The protection of White women’s purity is a core myth of American White supremacy, or perhaps what we should call White supremacist patriarchy. White women’s purity is a commodity to be preserved at all costs, bolstered by violence and by the domestic labor of Black and Brown women. The purported sexual advances of Black men toward White women were used to justify lynchings, beatings, and executions. Segregation—not just in the South—was deemed necessary to keep Black men away from White women. In the wake of the McKinney incident, historian Jeff Wiltse wrote, “In northern cities such as Chicago, New York and Pittsburgh, gender integration brought about racial segregation. Public officials and White swimmers now objected to the presence of Black Americans because they did not want Black men interacting with White women at such visually and physically intimate spaces.”
Feminists fought against being kept out of the workplace, battled the inequality of power that women faced compared to men, but we still have work to do when it comes to dismantling this idea of White female purity. We have accepted in too many ways the benefits that some women get from this myth, and mistaken them for power. We can hear the echo of this myth not only in the words of the Charleston shooter, but in the repeated cries for more police, stricter laws, demands which ignore the way our criminal legal system punishes some and lets others off entirely. We can hear its echo in the fears around sex trafficking that ignore the labor trafficking of the domestic workers who make many women’s high-powered careers possible.
In perhaps an absurd example, take the recent arrests of two Latino men for “manspreading” on the New York City subway. “Manspreading” became a popular meme as women recognized with a laugh the way many men would take up a lot of space on the subway, sitting with their legs spread. We cheered when new subway posters warned against this behavior. But with NYPD commissioner Bill Bratton’s unflagging devotion to “quality of life” policing and arrests for infractions so low-level as to be laughable, what we used to think of as a demonstration of male privilege became yet another way to criminalize men of color.
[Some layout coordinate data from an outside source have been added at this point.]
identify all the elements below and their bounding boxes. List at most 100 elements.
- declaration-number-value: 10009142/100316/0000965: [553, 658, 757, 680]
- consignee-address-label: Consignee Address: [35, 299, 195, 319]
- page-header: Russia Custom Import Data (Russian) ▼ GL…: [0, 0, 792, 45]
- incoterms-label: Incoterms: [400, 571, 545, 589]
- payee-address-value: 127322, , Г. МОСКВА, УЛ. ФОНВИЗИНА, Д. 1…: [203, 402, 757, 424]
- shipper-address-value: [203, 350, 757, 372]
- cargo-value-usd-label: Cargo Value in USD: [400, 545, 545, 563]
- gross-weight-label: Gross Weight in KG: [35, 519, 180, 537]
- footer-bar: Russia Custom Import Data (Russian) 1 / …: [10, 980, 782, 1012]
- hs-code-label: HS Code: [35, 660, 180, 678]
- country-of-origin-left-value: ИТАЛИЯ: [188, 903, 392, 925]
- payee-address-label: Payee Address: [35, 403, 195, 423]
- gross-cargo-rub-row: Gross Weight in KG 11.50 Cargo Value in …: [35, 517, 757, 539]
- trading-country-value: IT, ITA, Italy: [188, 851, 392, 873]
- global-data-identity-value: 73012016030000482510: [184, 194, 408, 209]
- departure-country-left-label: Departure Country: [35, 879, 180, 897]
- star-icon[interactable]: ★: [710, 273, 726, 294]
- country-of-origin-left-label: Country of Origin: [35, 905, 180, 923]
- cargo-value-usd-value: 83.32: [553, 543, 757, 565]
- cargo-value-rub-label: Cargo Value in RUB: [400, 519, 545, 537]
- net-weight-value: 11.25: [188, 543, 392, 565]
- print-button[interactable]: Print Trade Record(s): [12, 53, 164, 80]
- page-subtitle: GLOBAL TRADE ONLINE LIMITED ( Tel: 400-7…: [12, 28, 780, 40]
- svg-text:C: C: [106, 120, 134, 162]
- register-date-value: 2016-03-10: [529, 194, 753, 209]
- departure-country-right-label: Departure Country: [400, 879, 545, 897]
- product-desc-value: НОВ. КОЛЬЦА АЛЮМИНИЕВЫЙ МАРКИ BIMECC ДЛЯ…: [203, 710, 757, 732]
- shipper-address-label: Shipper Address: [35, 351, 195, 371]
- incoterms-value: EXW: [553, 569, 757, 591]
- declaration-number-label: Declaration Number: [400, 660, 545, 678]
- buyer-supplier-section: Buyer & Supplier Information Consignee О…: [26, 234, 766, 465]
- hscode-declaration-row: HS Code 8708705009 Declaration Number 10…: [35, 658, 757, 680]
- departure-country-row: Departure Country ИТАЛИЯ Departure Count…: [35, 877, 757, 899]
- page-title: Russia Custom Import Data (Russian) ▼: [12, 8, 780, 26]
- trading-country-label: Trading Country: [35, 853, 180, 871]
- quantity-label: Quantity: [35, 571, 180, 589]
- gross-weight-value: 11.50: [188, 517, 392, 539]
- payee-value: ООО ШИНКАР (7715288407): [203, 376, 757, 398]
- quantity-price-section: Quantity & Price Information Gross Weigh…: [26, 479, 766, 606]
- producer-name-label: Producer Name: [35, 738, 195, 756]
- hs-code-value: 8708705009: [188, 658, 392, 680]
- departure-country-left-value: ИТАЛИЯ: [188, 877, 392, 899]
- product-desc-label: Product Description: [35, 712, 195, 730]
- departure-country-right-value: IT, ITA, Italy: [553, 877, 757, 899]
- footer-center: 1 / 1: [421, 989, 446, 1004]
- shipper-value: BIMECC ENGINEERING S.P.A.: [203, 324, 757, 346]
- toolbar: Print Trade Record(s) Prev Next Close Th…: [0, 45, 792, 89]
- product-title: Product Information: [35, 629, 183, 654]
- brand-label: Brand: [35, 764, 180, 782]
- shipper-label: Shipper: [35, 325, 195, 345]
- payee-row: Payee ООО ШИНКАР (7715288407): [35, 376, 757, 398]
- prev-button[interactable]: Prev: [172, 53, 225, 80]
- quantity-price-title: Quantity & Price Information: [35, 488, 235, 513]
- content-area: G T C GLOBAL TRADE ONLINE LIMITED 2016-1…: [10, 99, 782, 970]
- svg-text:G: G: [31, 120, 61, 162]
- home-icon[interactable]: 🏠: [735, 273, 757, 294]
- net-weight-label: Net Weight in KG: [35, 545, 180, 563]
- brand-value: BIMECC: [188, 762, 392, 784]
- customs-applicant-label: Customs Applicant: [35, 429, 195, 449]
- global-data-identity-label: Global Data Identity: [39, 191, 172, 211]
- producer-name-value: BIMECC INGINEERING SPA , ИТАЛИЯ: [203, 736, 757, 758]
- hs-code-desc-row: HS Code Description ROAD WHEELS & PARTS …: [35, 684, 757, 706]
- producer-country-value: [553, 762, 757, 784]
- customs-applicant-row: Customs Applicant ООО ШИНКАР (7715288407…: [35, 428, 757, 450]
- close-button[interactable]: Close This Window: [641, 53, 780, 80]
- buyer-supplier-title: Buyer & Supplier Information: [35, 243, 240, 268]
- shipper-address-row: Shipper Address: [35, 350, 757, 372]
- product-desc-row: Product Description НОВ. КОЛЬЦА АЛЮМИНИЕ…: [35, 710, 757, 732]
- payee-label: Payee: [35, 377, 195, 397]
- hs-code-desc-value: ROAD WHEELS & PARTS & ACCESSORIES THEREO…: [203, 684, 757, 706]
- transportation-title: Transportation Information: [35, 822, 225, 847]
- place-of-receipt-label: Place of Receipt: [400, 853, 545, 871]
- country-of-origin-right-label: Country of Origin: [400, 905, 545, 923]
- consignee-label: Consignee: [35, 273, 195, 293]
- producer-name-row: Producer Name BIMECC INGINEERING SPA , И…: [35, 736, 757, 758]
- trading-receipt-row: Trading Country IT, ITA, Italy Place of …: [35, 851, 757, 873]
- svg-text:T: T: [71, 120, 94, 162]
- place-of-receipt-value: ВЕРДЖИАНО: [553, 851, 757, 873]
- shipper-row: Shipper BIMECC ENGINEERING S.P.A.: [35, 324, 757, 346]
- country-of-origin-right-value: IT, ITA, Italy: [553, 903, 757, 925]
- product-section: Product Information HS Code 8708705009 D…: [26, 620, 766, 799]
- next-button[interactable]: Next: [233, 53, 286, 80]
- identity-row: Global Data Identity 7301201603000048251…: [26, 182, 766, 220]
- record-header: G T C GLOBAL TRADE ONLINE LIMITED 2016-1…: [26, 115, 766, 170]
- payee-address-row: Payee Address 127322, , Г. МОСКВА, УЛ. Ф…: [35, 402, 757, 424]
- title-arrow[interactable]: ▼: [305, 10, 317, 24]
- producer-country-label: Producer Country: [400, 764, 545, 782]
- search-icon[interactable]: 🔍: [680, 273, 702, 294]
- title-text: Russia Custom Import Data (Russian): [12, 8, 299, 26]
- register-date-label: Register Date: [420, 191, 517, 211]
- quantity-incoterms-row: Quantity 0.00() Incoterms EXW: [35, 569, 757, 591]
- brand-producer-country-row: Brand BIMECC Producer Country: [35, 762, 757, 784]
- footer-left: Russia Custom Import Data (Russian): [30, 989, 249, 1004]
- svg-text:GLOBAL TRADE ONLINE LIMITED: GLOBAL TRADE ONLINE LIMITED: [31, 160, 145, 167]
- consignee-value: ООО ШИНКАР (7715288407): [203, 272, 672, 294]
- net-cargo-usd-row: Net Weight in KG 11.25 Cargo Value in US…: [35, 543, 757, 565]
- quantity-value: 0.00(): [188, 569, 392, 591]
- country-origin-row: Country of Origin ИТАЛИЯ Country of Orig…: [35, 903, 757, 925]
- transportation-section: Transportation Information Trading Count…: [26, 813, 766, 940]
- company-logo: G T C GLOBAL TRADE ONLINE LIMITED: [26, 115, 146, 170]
While we are told that White women need protection, other women are criminalized for protecting themselves. CeCe McDonald, a Black transgender woman from Minneapolis who stabbed a White supremacist attacking her, did 19 months in a men’s prison for defending herself. Marissa Alexander, a Florida mother who fired a warning shot at her abusive husband, faced a possible 60-year sentence before cutting a deal for the three years she’d already served plus two more with a house arrest ankle collar.
We should acknowledge, too, that all of this concern for White women’s safety has not made us safe. The police and the courts routinely fail to protect victims of violence, and renewed activism on college campuses has reminded us that even bastions of class privilege like the Ivy Leagues are not free of sexual assaults. The story of Tamara Seidle, shot by her police-officer ex in front of their daughter and several police officers, should remind us of that. The officers reportedly hugged and comforted the shooter as they arrested him.
Instead of fear and demand for more punishment, more criminalization, in this moment what we need is what organizer Nelini Stamp called to me “deep solidarity.” We need to go beyond quick point-scoring and zero-sum politics and reckon with the hard questions. We need to show up for each other, to act collectively to end White supremacy—not just the words, but the structures. The people of South Carolina are in motion. There are things that you can do at home, too. We need to do it not so that we can feel good about ourselves, but because we have seen what the alternative looks like, and it is not an option we are willing to accept.